Дела и делишки
За месяц до Рождества во второй класс поступила новая ученица — Грачева.
Она не растерялась, как Мурочка, не ходила точно пришибленная, а сразу примкнула к соседкам, которых дала ей судьба. Ее посадили нa первую парту по причине её малого роста; там она и осталась.
Первая лавочка с самого начала года находилась в натянутых отношениях к компании Валентины.
Там сидели: Софронович, Костырина, дочь известного писателя, и Андриевская, у которой дома были учителя и гувернантки; она относилась к гимназии свысока, а к гимназисткам — небрежно.
Вера Софронович зубрила уроки с великим усердием, знала все выученное и считала себя поэтому первой ученицей. Она заискивала немного перед своими соседками; на прочих смотрела презрительно.
Андриевская, холеная, как тепличное растение, опаздывала на уроки, а некоторые и вовсе пропускала; она отвечала учителям, точно делала им величайшее одолжение. Она говорила, что мать её только после долгих споров согласилась на желание отца поместить ее в гимназию, где учатся простая; настоящее место её было бы в институте.
Вместе с Софронович они спрашивали у соседок: «Почем у вас материя на платье? И, узнав, что столько-то копеек аршин, небрежно говорили: «А у меня два рубля». «А у меня рубль восемьдесят».

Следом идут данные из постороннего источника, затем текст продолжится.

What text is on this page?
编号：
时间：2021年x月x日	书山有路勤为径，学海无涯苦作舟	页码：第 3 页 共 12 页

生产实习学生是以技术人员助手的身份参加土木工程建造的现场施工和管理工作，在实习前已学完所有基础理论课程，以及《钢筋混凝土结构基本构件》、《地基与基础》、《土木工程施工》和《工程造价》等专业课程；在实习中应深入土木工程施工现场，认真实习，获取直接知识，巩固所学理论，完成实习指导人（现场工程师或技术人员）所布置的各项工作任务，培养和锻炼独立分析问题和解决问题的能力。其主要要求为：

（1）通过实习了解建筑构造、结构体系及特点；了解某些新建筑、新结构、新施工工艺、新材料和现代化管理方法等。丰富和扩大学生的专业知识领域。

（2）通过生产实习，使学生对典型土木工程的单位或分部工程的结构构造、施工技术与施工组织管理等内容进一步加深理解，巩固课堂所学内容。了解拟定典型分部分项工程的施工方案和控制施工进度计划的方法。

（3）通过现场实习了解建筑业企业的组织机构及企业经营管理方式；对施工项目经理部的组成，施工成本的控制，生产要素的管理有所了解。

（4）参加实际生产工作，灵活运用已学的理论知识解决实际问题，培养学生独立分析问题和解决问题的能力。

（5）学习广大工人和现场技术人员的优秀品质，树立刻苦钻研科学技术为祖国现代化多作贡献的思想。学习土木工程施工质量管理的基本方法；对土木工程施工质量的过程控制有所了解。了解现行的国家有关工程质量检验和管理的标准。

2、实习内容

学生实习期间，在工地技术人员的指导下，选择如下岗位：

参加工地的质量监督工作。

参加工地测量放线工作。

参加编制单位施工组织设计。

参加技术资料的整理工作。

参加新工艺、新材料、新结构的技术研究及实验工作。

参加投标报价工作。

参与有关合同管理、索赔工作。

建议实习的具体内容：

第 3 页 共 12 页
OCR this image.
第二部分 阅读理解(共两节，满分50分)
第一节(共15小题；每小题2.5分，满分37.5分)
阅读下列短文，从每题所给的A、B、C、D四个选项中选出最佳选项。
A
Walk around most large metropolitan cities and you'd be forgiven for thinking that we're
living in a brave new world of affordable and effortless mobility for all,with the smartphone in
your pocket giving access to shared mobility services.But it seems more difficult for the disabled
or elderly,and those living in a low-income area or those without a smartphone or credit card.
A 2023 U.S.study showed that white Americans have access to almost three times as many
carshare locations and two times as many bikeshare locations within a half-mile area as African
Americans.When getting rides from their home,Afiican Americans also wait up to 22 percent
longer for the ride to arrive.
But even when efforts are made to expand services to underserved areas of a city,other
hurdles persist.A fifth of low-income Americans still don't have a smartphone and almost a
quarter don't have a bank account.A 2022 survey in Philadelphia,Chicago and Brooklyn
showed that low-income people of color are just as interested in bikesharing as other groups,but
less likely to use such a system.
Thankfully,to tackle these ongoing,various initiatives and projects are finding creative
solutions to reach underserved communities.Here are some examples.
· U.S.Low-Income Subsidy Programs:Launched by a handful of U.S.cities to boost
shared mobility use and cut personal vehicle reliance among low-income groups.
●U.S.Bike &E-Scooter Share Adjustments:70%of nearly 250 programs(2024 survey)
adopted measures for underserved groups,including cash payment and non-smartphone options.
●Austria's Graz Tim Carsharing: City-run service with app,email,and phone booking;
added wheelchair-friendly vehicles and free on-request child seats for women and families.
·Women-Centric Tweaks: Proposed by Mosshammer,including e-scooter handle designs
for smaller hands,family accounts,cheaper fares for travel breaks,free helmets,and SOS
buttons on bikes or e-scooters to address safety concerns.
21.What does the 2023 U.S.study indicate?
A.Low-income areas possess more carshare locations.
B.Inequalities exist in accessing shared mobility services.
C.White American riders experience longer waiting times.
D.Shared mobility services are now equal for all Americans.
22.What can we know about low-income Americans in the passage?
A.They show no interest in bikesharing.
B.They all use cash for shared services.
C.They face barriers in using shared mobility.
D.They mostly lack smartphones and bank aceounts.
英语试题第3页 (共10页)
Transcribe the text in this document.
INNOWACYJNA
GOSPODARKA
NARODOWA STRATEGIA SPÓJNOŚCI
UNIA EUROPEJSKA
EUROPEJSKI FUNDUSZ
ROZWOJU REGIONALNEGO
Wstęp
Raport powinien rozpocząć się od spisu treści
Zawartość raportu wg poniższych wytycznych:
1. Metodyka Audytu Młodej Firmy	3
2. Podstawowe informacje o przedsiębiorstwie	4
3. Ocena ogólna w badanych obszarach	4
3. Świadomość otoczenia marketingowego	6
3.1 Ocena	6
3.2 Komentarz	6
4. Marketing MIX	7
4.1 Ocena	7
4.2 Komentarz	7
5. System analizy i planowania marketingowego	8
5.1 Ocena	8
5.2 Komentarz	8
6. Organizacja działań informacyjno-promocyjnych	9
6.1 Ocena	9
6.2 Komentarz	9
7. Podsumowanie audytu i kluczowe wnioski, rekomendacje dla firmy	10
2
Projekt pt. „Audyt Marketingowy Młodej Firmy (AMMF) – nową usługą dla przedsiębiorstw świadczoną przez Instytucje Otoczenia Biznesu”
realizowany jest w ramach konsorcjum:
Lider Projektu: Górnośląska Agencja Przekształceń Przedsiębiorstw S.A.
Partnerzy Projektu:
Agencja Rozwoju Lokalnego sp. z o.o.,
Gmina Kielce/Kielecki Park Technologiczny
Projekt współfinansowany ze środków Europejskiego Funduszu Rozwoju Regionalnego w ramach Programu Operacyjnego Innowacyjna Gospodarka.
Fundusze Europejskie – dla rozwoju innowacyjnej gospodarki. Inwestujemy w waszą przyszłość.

При всем том Андриевская была довольно добродушна и, случалось, подсказывала своим соседкам.
Костырина Лидия, дочь писателя, держала себя как взрослая. Дома она привыкла видеть большое общество, привыкла к разговорам, спорам, застольным речам, долгим беседам. Она сидела за длинным столом посреди взрослых, и только после ужина мать посылала ее спать. Лидия привыкла к тому, чтоб ее замечали, здоровались с нею и спрашивали об успехах в ученьи самые знаменитые люди. Она и сама считала себя в некотором роде знаменитостью. Она всегда говорила с большим достоинством: «У нас… мой отец… наши субботы…» Её самоуверенность пленила Веру Софронович, которая тоже имела маленькую слабость к знаменитым людям; и они подружились.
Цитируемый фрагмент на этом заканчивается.